Campaign finance reform crusader and aspiring censor Lawrence Lessig is threatening to form an exploratory campaign to seek the Democratic Party’s nomination for president. Because apparently Bernie Sanders and Hillary Clinton aren’t serious or strident enough.
Yes, he is serious.
I want to run. But I want to run to be a different kind of president. “Different” not in the traditional political puffery sense of that term. “Different,” quite literally. I want to run to build a mandate for the fundamental change that our democracy desperately needs. Once that is passed, I would resign, and the elected Vice President would become President.
This is the Presidency as referendum. Our constitution, unlike some states, doesn’t give us a referendum power directly. This hack adds one in. Almost never would it be necessary — in a well-functioning democracy. But when a democracy has lost the capacity to act as a democracy, a referendum president is a peaceful means to force a change that Congress is otherwise not going to make. When the system has become the problem, we need an intervention from the outside.
We are at one of those moments now. In no plausible sense do we have a representative democracy in America today. That fact shows itself in a thousand ways — from #BlackLivesMatter to billion dollar SuperPACs, and none more profound than the deep sense that most Americans have that their government is not theirs. “The system,” as Elizabeth Warren puts it, “is rigged.” And the fundamental challenge for our democracy today is to find a way to fix that rigged system.
The problems here are manifest. Would it be pedantic to point out that the United States was founded as a republic, not a democracy, and that the difference matters? Or to mention that the Constitution was written to limit government as well as democratic impulses? Or to bring up the small fact that direct democracy is a disaster?
(Incidentally, your writer understands that attacks on the initiative, referendum, and recall most often come from progressive quarters nowadays. It wasn’t always so.)
Lessig likes to cite polls suggesting “96 percent of Americans say it’s ‘important to reduce the influence of money in politics.’” More recently, he’s become fond of citing a MoveOn/YouGov poll that purports to show that 82 percent of Americans of all political stripes agree “the system is rigged.” Many conservatives and libertarians would agree with the latter proposition.

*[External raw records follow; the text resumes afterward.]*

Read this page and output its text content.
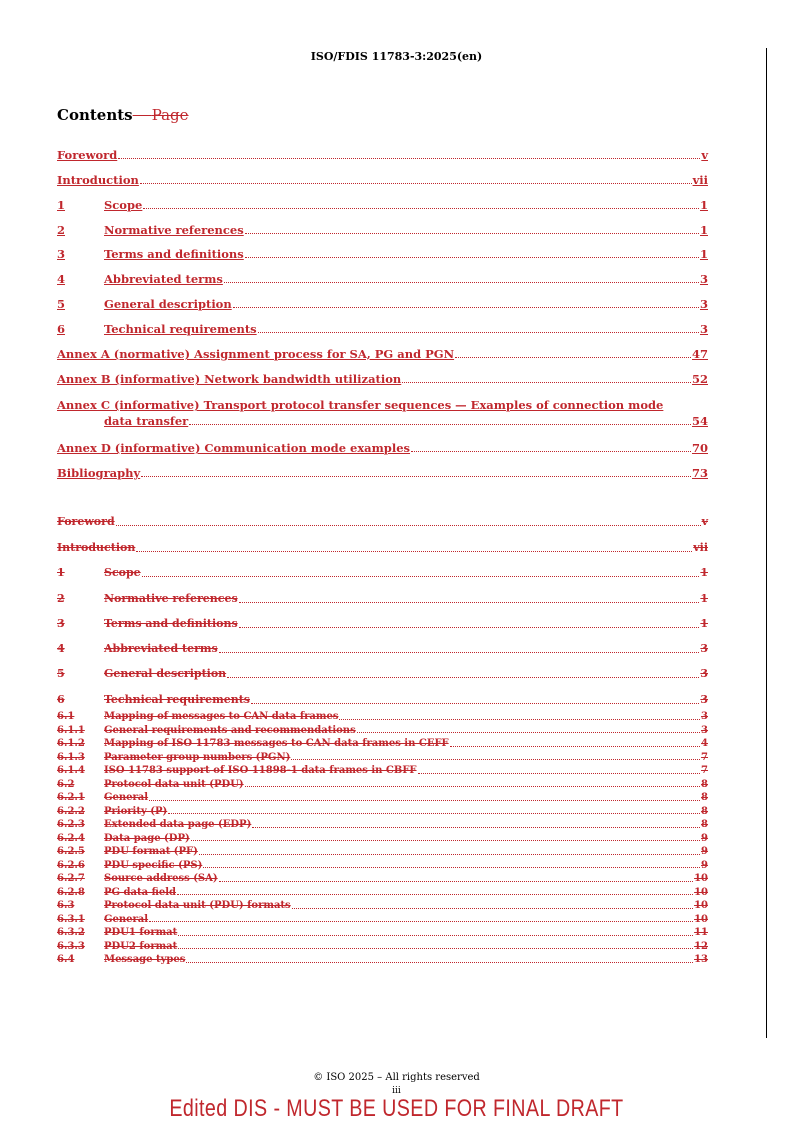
ISO/FDIS 11783-3:2025(en)
Contents Page
Foreword	v
Introduction	vii
1	Scope	1
2	Normative references	1
3	Terms and definitions	1
4	Abbreviated terms	3
5	General description	3
6	Technical requirements	3
Annex A (normative) Assignment process for SA, PG and PGN	47
Annex B (informative) Network bandwidth utilization	52
Annex C (informative) Transport protocol transfer sequences — Examples of connection mode
data transfer	54
Annex D (informative) Communication mode examples	70
Bibliography	73
Foreword	v
Introduction	vii
1	Scope	1
2	Normative references	1
3	Terms and definitions	1
4	Abbreviated terms	3
5	General description	3
6	Technical requirements	3
6.1	Mapping of messages to CAN data frames	3
6.1.1	General requirements and recommendations	3
6.1.2	Mapping of ISO 11783 messages to CAN data frames in CEFF	4
6.1.3	Parameter group numbers (PGN)	7
6.1.4	ISO 11783 support of ISO 11898-1 data frames in CBFF	7
6.2	Protocol data unit (PDU)	8
6.2.1	General	8
6.2.2	Priority (P)	8
6.2.3	Extended data page (EDP)	8
6.2.4	Data page (DP)	9
6.2.5	PDU format (PF)	9
6.2.6	PDU specific (PS)	9
6.2.7	Source address (SA)	10
6.2.8	PG data field	10
6.3	Protocol data unit (PDU) formats	10
6.3.1	General	10
6.3.2	PDU1 format	11
6.3.3	PDU2 format	12
6.4	Message types	13
© ISO 2025 – All rights reserved
iii
Edited DIS - MUST BE USED FOR FINAL DRAFT
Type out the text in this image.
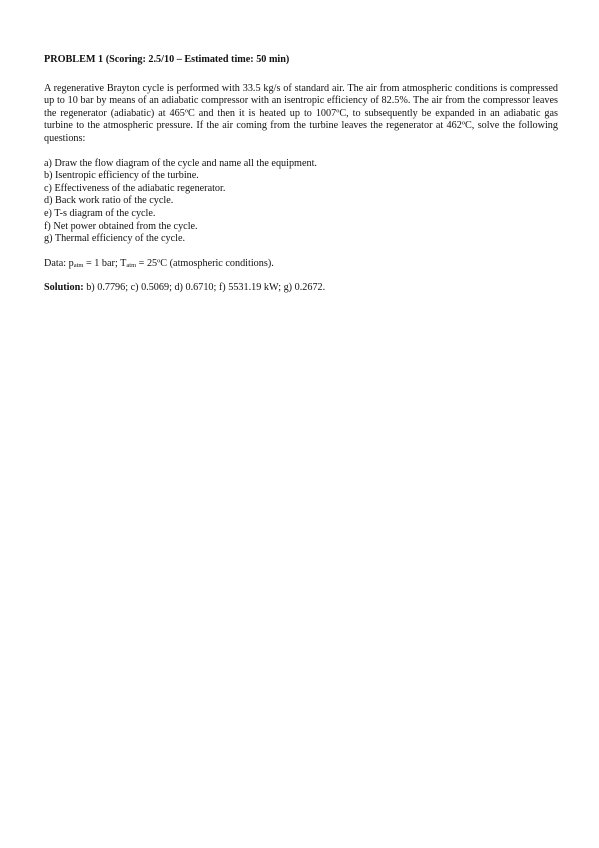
PROBLEM 1 (Scoring: 2.5/10 – Estimated time: 50 min)
A regenerative Brayton cycle is performed with 33.5 kg/s of standard air. The air from atmospheric conditions is compressed up to 10 bar by means of an adiabatic compressor with an isentropic efficiency of 82.5%. The air from the compressor leaves the regenerator (adiabatic) at 465ºC and then it is heated up to 1007ºC, to subsequently be expanded in an adiabatic gas turbine to the atmospheric pressure. If the air coming from the turbine leaves the regenerator at 462ºC, solve the following questions:
a) Draw the flow diagram of the cycle and name all the equipment.
b) Isentropic efficiency of the turbine.
c) Effectiveness of the adiabatic regenerator.
d) Back work ratio of the cycle.
e) T-s diagram of the cycle.
f) Net power obtained from the cycle.
g) Thermal efficiency of the cycle.
Data: $p_{atm} = 1$ bar; $T_{atm}$ = 25ºC (atmospheric conditions).
Solution: b) 0.7796; c) 0.5069; d) 0.6710; f) 5531.19 kW; g) 0.2672.
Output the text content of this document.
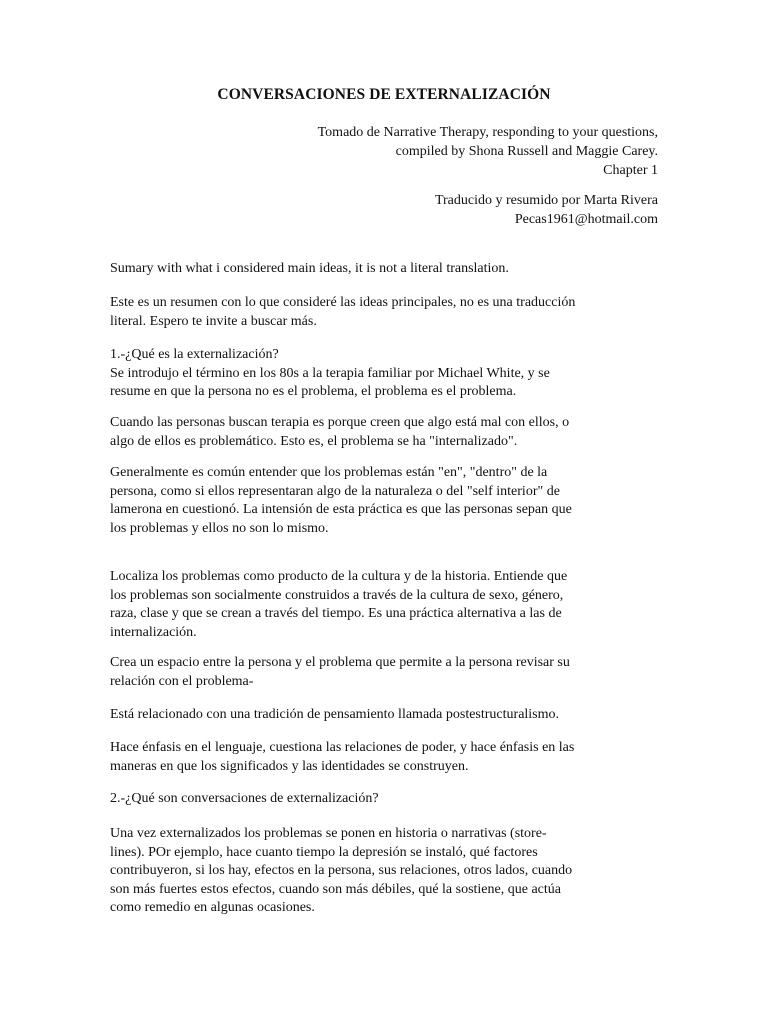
CONVERSACIONES DE EXTERNALIZACIÓN
Tomado de Narrative Therapy, responding to your questions,
compiled by Shona Russell and Maggie Carey.
Chapter 1
Traducido y resumido por Marta Rivera
Pecas1961@hotmail.com

Sumary with what i considered main ideas, it is not a literal translation.

Este es un resumen con lo que consideré las ideas principales, no es una traducción
literal. Espero te invite a buscar más.

1.-¿Qué es la externalización?
Se introdujo el término en los 80s a la terapia familiar por Michael White, y se
resume en que la persona no es el problema, el problema es el problema.

Cuando las personas buscan terapia es porque creen que algo está mal con ellos, o
algo de ellos es problemático. Esto es, el problema se ha "internalizado".

Generalmente es común entender que los problemas están "en", "dentro" de la
persona, como si ellos representaran algo de la naturaleza o del "self interior" de
lamerona en cuestionó. La intensión de esta práctica es que las personas sepan que
los problemas y ellos no son lo mismo.

Localiza los problemas como producto de la cultura y de la historia. Entiende que
los problemas son socialmente construidos a través de la cultura de sexo, género,
raza, clase y que se crean a través del tiempo. Es una práctica alternativa a las de
internalización.

Crea un espacio entre la persona y el problema que permite a la persona revisar su
relación con el problema-

Está relacionado con una tradición de pensamiento llamada postestructuralismo.

Hace énfasis en el lenguaje, cuestiona las relaciones de poder, y hace énfasis en las
maneras en que los significados y las identidades se construyen.

2.-¿Qué son conversaciones de externalización?

Una vez externalizados los problemas se ponen en historia o narrativas (store-
lines). POr ejemplo, hace cuanto tiempo la depresión se instaló, qué factores
contribuyeron, si los hay, efectos en la persona, sus relaciones, otros lados, cuando
son más fuertes estos efectos, cuando son más débiles, qué la sostiene, que actúa
como remedio en algunas ocasiones.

So what? As always, the question must be: what’s the remedy?
Lessig’s answer is the Citizen Equality Act of 2017, which includes such novelties as “a meaningfully equal freedom to vote,” ranked-choice voting; and taxpayer-funded (or, to use his parlance, “citizen-funded”) elections.
Do read the proposal. All three ideas are worth deeper exploration—and sound refutation. In lieu, we have James Taranto at the Wall Street Journal, who made sport of Lessig’s quixotic campaign in Wednesday’s Best of the Web Today:
Lessig would ask Congress (1) to abolish freedom of speech in favor of “equality of speech,” whatever that means, (2) to prohibit state legislatures from engaging in “political gerrymandering,” and (3) who knows what else. It doesn’t seem to occur to him that (1) and (2) have glaring constitutional problems. Maybe he should consult with some law professors.
Oh wait, he is a law professor. At Harvard no less.
Lessig last month stepped down as chairman and of MayDay, the SuperPAC he founded to promote “reform” candidates in the 2014 congressional elections. The effort raised $10 million and had virtually no impact. Only one of the candidates MayDay supported won and that was Rep. Walter Jones, the Republican from North Carolina whose reelection was a mortal lock.
This cycle, he’s been urging the two leading Democratic candidates to go bigger on campaign finance reform. In July, Lessig wrote a memo to Sanders urging on the senator to take advantage of his growing popularity by making “citizen equality” the “first issue — the one change that makes all other changes believable.”
. . “…[A]fter the surge of support for you, the single strongest attack is going to be the ‘reality argument,’” Lessig wrote. “You’re talking about a string of reforms that simply cannot happen in the Washington of today. The ‘system is rigged.’ If that rigging is good for anything, it is good for blocking basically everything you’re talking about.”
Looks like Lessig didn’t get the response he was hoping for.
Now Lessig has launched a “kickstarter-like” campaign (Kickstarter itself doesn’t allow political fundraising) to raise $1 million for his new effort by Labor Day. If he makes it, Lessig vows to give “this run every ounce of my energy.” If he falls short, he’ll give the money back.
He’s raised about $166,000 so far, so who knows? Maybe he can waste another $10 million in service of an ignoble cause.